Double Freak
The world's only human sized midget was revealed today at london's Leicester Square. The crowd went mild with anticipation.
written by Candice Hitler, 08 October 2007
Brand Named
Jo Brand is officially human, scientists discovered today after years of extensive testing.
written by Candice Hitler, 08 October 2007
International Weather Forecast
Temperature today will remain at a constant 2-27 degrees.
written by Candice Hitler, 08 October 2007
Drunk in charge of a cart
Scottish police have arrested a horse who was found to have ten times the legal limit of alcohol in its system. The police officer said the horse had denied it had been drinking. "When I asked him, he said 'neigh'."
written by Captain Equality, 08 October 2007
Beagle 3 plans unveiled
Britain hopes to have another non-communicating dustbin lid on Mars by 2010.
written by Candice Hitler, 08 October 2007
Going, going, gone
David Dickinson was accidentally sold for 250 pounds today after a mix up in an auction room whilst filming.
written by Candice Hitler, 08 October 2007
Stealth Tax
Anybody found hiding in shadows or creeping quietly will be ordered to pay fifteen pounds as of today.
written by Candice Hitler, 08 October 2007
Space Catastrophe
Apparently the Dogstar has exploded. Luckily it's not Sirius.
written by Candice Hitler, 08 October 2007
David Cameron's recent weight loss
Maybe he hasn't 'eton' all the pies.
written by Candice Hitler, 08 October 2007
Controversy In China
The Chinese government is dealing with over-population by shooting all old people at birth.
written by Candice Hitler, 08 October 2007
Time Team
Time Team are still investigating why people buried their houses in times gone by. More info to follow.
written by Candice Hitler, 08 October 2007
Cruel but Fair
3 people arrested for running underground 'ugly person' baiting ring. These illegal contests are known as 'Speed Dating'. If you have any information, or you're single and lonely, call 08764 767683525254 85 4384 3784
written by Candice Hitler, 08 October 2007
Number Crunching
Recent polls suggest that faith in statistics has fallen by 16%.
written by Candice Hitler, 08 October 2007
Boy Expecting Happy Ending Disappointed
His dog hadn't run away and gone on a grand adventure as he had been told.
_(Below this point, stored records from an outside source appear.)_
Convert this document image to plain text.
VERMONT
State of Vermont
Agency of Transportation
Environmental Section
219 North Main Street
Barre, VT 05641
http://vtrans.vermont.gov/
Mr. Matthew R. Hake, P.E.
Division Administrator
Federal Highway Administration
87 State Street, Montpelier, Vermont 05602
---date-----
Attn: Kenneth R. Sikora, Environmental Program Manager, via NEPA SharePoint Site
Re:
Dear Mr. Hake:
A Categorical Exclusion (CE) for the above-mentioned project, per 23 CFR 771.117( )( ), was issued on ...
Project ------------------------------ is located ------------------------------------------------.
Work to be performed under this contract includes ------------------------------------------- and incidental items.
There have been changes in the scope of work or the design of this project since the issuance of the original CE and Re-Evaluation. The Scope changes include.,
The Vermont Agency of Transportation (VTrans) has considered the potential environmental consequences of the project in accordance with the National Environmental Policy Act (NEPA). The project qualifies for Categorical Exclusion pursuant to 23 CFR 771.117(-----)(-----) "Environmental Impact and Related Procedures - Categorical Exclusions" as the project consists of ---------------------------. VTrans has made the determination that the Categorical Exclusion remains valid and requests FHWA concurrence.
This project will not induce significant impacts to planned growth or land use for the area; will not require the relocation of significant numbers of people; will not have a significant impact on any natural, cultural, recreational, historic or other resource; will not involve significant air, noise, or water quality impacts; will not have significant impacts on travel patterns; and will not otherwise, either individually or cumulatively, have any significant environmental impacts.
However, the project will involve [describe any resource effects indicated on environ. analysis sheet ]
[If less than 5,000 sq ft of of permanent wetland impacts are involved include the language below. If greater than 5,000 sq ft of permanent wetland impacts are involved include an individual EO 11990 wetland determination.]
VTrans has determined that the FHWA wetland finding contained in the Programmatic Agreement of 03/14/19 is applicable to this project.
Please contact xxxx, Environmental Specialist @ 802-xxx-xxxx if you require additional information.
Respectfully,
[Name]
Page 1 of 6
Rather, his parents ran it over and lied to him. Neighbors called the dog "an annoying bastard" and said "good riddance!"
written by Entropus, 08 October 2007
Fat Wealthy Man Gets Smoking Hot Girlfriend
Three nearby gentlemen pretended as though they would not have sex with the woman in question on principles, calling her a "gold digger" while undressing her with their eyes.